If you find you are having trouble remembering a word because it is just not memorable, you can try some memory tricks to make it work for you. Think of a funny story connected to the sound of the word. For example, one word for “strange” in Turkish is “tuhaf”. If you say it out loud it sounds like “to have” in English, so I remember it by saying to myself, “It’s strange tuhaf this word for “strange” in Turkish”.
Testing yourself on vocab is a great way to see how you are getting on with it. Rosetta Stone and many other applications have made a lot of money using these repeated tests for memorising words and phrases. They are based on a simple quiz of words seen. You can do this the old-fashioned way by writing down the vocab you want to learn on one side of a piece of paper (or flash card) and the translation on the other side. Start by going through the target language and see if you can translate the word. When you can do that, then look at the translation and see if you can translate back into the target language. You will need to repeat this a lot to get them all in your head.
I keep forgetting words? Why?
You’re human. I do too. 🙂
If you remembered everything you had ever seen or heard, you’d be something to be studied. Seriously, don’t put pressure on yourself with unrealistic expectations. Learn what you can and keep repeating things.
It’s not your age either…
Kids are not the sponges people portray them as being. My daughter is considered good with her languages by her teachers, but she needs to have things repeats millions of times before she remembers them! 🙂 The difference is that kids don’t give up learning their languages because they find it hard to progress. They have to carry on (as did we) to become a fully functional adult in society. This is down to repeating the same words and patterns over and over again and trying them out with people daily.

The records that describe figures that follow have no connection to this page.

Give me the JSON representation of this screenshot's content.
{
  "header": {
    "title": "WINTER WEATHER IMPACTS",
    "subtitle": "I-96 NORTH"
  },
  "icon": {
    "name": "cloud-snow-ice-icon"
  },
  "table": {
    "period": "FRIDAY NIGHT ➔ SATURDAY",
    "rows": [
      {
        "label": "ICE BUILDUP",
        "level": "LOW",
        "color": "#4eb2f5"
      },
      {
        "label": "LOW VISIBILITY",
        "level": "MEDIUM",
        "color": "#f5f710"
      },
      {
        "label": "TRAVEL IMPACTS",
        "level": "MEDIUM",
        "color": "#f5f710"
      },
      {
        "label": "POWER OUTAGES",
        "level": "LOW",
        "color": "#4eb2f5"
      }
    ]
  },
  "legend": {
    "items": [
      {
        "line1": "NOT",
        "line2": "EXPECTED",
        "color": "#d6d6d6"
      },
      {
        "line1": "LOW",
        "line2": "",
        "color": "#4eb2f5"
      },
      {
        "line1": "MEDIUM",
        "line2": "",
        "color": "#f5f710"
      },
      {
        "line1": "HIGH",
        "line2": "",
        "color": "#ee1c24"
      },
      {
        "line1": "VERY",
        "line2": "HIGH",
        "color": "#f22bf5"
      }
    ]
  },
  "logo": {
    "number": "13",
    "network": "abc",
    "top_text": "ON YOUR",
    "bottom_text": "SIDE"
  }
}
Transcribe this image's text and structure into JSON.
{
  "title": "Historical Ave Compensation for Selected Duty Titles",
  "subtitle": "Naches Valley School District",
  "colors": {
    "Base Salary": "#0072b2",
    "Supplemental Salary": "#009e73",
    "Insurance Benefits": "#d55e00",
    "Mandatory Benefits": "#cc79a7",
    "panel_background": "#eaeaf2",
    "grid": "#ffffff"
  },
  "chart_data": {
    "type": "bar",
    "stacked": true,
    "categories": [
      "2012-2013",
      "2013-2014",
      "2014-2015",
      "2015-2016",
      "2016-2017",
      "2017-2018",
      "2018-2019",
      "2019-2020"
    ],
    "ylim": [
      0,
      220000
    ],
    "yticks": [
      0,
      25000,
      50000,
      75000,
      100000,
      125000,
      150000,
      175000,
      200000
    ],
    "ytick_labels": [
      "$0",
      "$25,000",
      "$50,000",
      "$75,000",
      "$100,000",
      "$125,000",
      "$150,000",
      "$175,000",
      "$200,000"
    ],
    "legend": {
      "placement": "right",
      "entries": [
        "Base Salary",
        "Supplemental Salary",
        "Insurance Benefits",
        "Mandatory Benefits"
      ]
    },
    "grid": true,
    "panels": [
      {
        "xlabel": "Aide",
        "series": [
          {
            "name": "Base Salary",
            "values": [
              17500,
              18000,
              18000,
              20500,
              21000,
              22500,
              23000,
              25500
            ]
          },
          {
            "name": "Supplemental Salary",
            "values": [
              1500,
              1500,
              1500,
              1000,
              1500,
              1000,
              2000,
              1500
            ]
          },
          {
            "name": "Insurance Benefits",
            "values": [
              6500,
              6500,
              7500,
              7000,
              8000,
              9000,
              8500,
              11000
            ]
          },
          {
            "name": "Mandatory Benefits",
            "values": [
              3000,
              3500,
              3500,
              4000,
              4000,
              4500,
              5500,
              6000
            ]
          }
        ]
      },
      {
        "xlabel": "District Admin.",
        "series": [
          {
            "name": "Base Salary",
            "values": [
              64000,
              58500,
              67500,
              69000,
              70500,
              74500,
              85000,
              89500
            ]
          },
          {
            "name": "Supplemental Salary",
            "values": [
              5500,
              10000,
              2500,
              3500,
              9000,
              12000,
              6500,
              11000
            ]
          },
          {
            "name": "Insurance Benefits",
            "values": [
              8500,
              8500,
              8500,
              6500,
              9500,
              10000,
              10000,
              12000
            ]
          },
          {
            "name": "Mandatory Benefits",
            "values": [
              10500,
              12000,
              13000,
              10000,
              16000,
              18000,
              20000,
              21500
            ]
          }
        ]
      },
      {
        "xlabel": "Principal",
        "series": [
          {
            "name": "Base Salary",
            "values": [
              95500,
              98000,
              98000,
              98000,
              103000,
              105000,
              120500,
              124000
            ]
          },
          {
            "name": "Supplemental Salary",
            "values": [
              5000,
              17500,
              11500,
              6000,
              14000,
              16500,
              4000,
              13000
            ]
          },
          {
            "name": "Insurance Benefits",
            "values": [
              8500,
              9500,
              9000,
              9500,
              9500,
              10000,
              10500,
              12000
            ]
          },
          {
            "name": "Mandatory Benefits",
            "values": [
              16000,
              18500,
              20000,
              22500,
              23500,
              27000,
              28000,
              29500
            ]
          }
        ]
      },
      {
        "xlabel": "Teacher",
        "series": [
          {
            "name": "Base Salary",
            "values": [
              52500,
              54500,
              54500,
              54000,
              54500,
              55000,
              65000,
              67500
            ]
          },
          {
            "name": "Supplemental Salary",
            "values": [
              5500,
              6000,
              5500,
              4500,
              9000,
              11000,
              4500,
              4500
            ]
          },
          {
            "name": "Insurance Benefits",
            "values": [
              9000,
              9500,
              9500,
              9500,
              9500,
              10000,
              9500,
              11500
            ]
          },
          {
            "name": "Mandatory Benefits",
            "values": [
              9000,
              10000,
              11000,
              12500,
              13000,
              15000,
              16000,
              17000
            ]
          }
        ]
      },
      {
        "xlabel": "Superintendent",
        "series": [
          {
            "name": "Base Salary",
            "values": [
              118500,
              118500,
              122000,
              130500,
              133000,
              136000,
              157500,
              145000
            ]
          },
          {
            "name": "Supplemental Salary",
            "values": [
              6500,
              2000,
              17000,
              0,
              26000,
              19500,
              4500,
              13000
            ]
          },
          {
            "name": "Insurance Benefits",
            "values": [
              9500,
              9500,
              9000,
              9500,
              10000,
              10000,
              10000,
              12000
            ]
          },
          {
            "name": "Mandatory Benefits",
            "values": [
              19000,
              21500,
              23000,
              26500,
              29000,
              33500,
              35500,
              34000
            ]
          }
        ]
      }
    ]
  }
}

How many times have you heard a native say, “you know…that thingy…what’s it called? “ . It happens to us all to a greater or lesser degree, you’re completely normal if you forget things! 🙂
I always feel more comfortable when I start using words I have studied in real conversations or in my writing. You can challenge yourself to use certain areas of vocabulary in your own life. This works with grammar too. You need to come out of your comfort zone for this, but it is definitely worth it! If you make a mistake, get a word wrong or if you are not understood – laugh! You will have learnt how not to say it and it’s a lesson learnt for next time! 😀
How do you learn words best? What experiences have you had in doing it? Have you got any funny words you have confused? Or is there a word that sticks out to you in a language like “ufuk” in Turkish does for me?